Assumptions | Year 0 | Year 1 | Year 2 | Year 3 |
Original Investment (francs, Fr) | 25,000,000 | |||
Spot exchange rate (Fr/$) | 32.50 | 30.00 | 27.50 | 25.00 |
Unit demand | 700,000 | 900,000 | 1,000,000 | |
Sales price per unit (Fr) | 10.00 | 10.30 | 10.60 | |
Cash operating expenses (Fr) | 1,000,000 | 1,030,000 | 1,060,000 | |
Depreciation (Fr) | 500,000 | 500,000 | 500,000 | |
Investment in working capital (F) | 10,000,000 |
Other Assumptions:
- After year 3, Atlas Petroleum expects the refinery to grow by 10% per year in perpetuity. HINT: Compute the terminal value in year 3 for both the project and Atlass investment using the perpetual model. The models are provided in your Lecture slides.
- Since Atlas Petroleum expects the refinery to operate in perpetuity, there is no expectation to recover the investment in working capital.
- Variable manufacturing costs are expected to be 50% of sales.
- The France corporate income tax rate is 25% and the United States corporate income tax rate is 30%.
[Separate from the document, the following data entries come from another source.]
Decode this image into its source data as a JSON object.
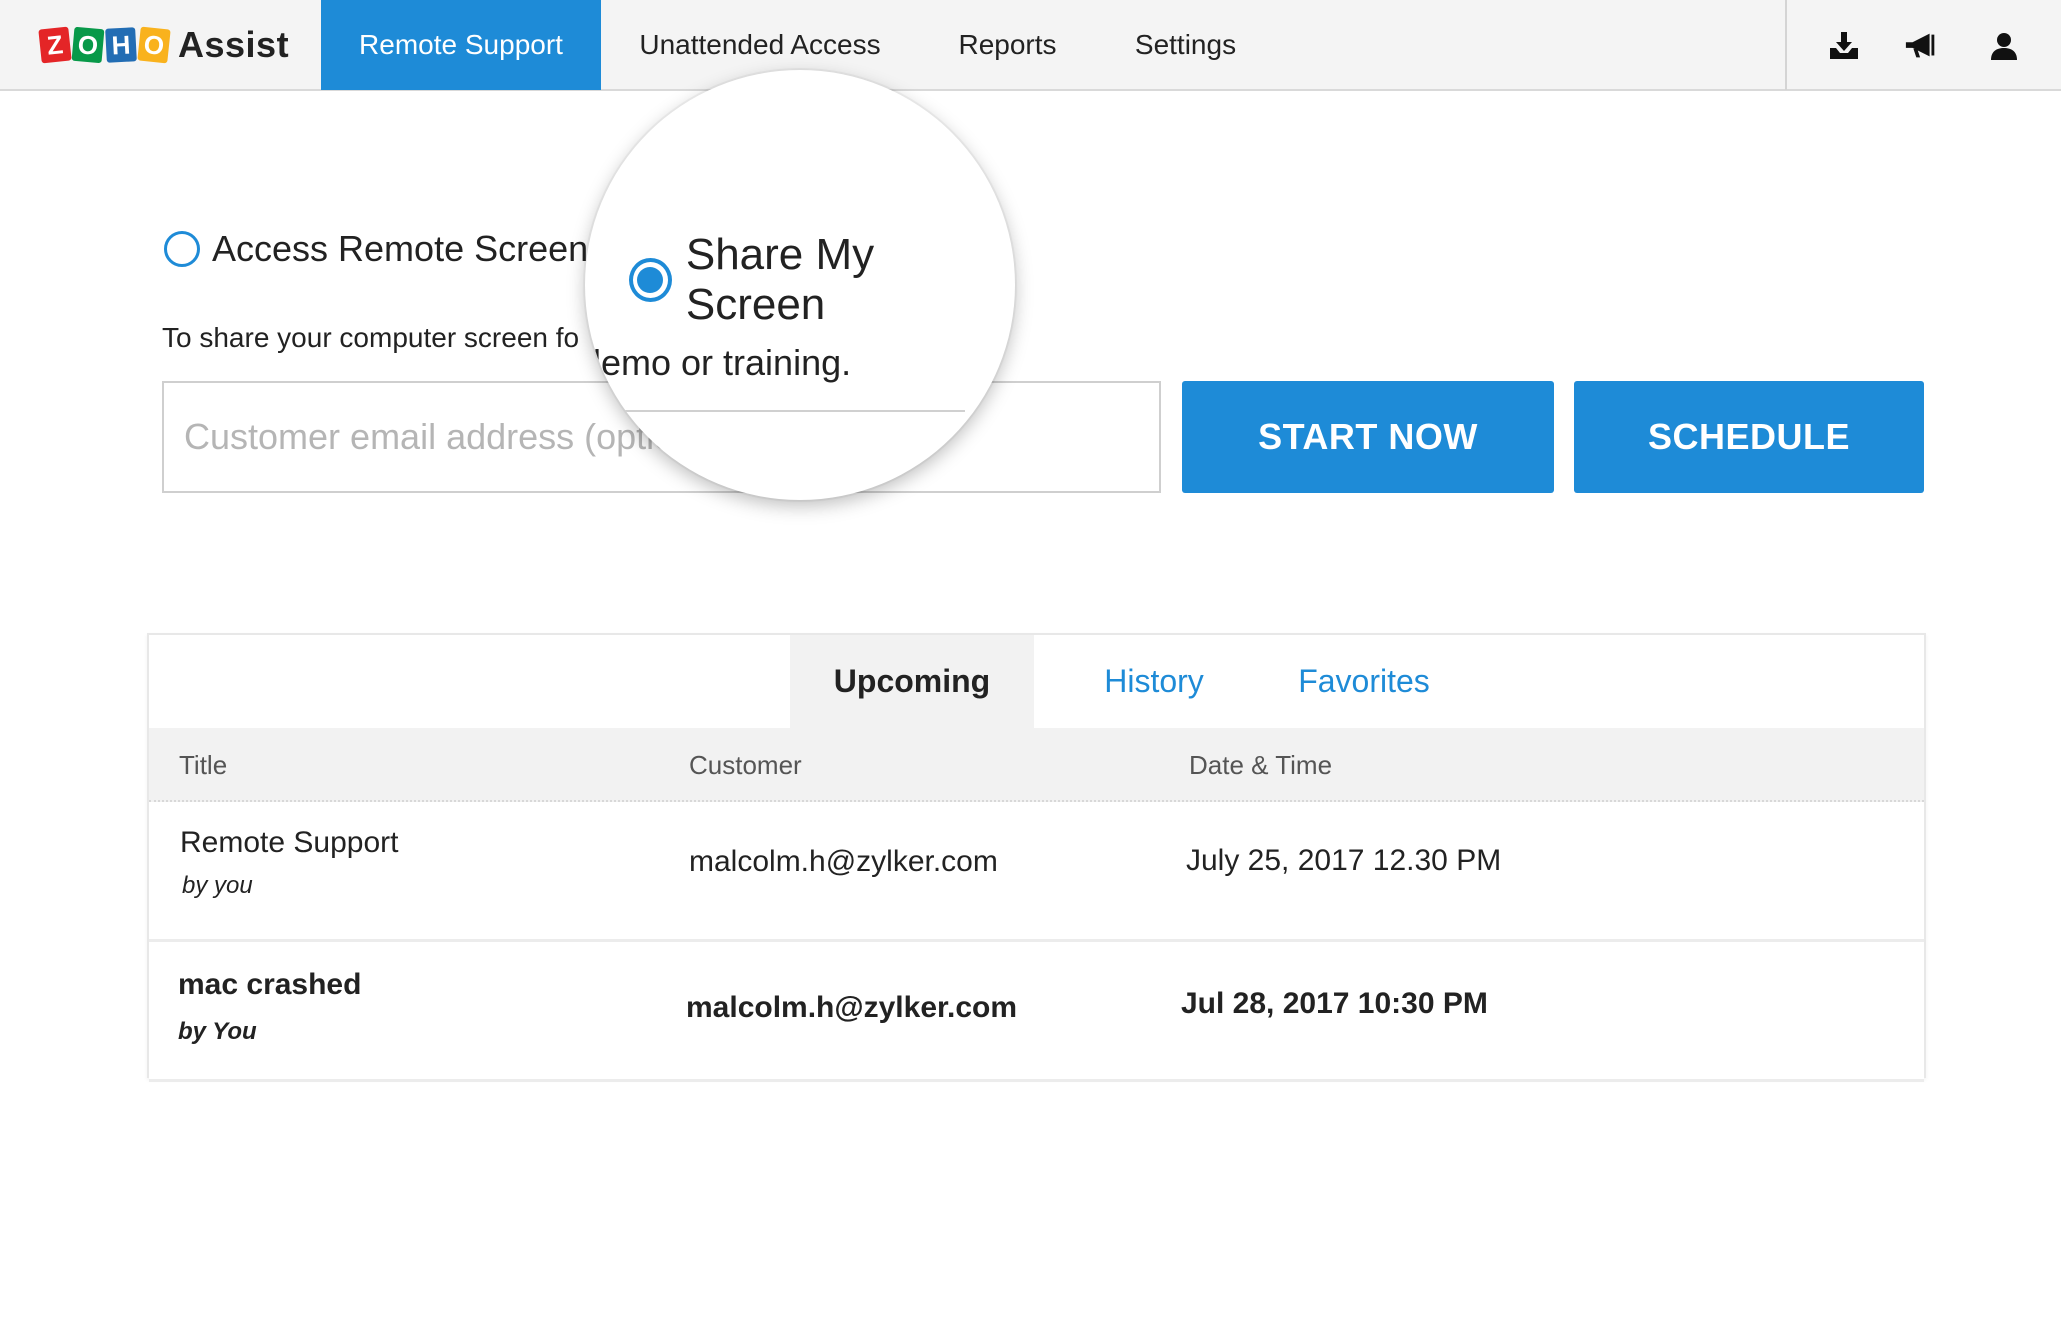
{
  "app": {
    "logo_letters": [
      "Z",
      "O",
      "H",
      "O"
    ],
    "logo_colors": [
      "#e42527",
      "#089949",
      "#226db4",
      "#f9b21d"
    ],
    "logo_word": "Assist",
    "accent_color": "#1e8bd7"
  },
  "nav": {
    "tabs": [
      {
        "label": "Remote Support",
        "active": true
      },
      {
        "label": "Unattended Access",
        "active": false
      },
      {
        "label": "Reports",
        "active": false
      },
      {
        "label": "Settings",
        "active": false
      }
    ],
    "icons": [
      "download-icon",
      "announcement-icon",
      "user-icon"
    ]
  },
  "session": {
    "options": [
      {
        "label": "Access Remote Screen",
        "selected": false
      },
      {
        "label": "Share My Screen",
        "selected": true
      }
    ],
    "description_visible": "To share your computer screen fo",
    "magnified_description": "lemo or training.",
    "email_placeholder": "Customer email address (optional)",
    "start_label": "START NOW",
    "schedule_label": "SCHEDULE"
  },
  "sessions_panel": {
    "tabs": [
      {
        "label": "Upcoming",
        "active": true
      },
      {
        "label": "History",
        "active": false
      },
      {
        "label": "Favorites",
        "active": false
      }
    ],
    "columns": [
      "Title",
      "Customer",
      "Date & Time"
    ],
    "rows": [
      {
        "title": "Remote Support",
        "by": "by you",
        "customer": "malcolm.h@zylker.com",
        "datetime": "July 25, 2017 12.30 PM",
        "bold": false
      },
      {
        "title": "mac crashed",
        "by": "by You",
        "customer": "malcolm.h@zylker.com",
        "datetime": "Jul 28, 2017 10:30 PM",
        "bold": true
      }
    ]
  }
}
- The France refinery will pay dividends equal to 50% of net income to Atlas Petroleum. Atlas Petroleum will be required to pay taxes in the United States on any dividend income received.
- Atlas Petroleum uses a weighted average cost of capital of 18%.
Required:
- Compute the France refinerys NPV and IRR and determine whether it is an attractive investment.
- Compute the NPV and IRR of Atlas Petroleums investment and determine whether it is worthwhile.